Dihydropyridines: Selectively affect CaV1 family.
* Mechanism: Modifies the gating characteristics of the channel.
* Details: Dihydropyridines act as allosteric modulators by influencing the way the channel opens and closes. They selectively impact members of the CaV1 family, altering the dynamics of channel activation and inactivation.
Which drugs are known to block Cav1 and how?
Organic Calcium Blockers (e.g., Verapamil, Diltiazem, Nifedipine):
* Binding Sites: High-affinity binding to α1 subunits of CaV1. The amino acid residues important for the binding of these compounds have been identified through mutagenesis studies and are located in the S5 and S6 segments of domains III and IV of the α1 subunit.
* Allosteric Modulation: Act as allosteric modulators.
* Use-Dependent Inhibition: Exhibits higher affinity for inactivated conformations of CaVs.
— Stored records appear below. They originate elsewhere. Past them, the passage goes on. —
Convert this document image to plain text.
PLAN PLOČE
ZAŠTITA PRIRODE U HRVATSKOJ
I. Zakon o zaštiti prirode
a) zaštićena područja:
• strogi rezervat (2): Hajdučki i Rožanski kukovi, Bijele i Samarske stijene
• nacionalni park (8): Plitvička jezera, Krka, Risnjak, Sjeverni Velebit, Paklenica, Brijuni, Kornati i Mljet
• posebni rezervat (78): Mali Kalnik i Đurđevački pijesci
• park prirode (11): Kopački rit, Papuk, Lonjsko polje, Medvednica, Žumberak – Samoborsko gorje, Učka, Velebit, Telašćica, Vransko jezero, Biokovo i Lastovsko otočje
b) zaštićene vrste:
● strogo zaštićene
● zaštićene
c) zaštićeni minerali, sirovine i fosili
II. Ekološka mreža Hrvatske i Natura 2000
This property is termed “use-dependent” because the inhibition increases with the frequency of channel activation.
Which drugs are known to block Cav2 and how?
N-type channel is inhibited by peptide toxins from fish-eating marine snails.
ω-Conotoxin GVIA and ω-Conotoxin MVIIA:
* Binding Site: ω-Conotoxin GVIA binds with high affinity to residues in the pore loop region of domain III.
* Blocker
Which drugs are known to block Cav3 and how?
Mibefradil:
* Selectivity: Moderately selective blocker of CaV3.
* Use-Dependent Inhibition: Inhibits CaV3.1–CaV3.3 channels in a use-dependent manner, showing ~10-fold selectivity over CaV1.2 channels.
Gabapentin:
* Selectivity: Binds with extremely high affinity to the α2δ subunit of CaVs.
* Mechanism: This impairs the trafficking function of α2δ subunit which normally increases CaV channel cell surface expression. Thereby, gabapentin partially decreases the amplitude of calcium currents without producing the complete blockade seen with CaV inhibitors targeting the α1 subunit. Both CaV2.1 and CaV2.2 are involved in mediating the effects of gabapentin/pregabalin. Both drugs are nontoxic which may be related to their partial blocking effect.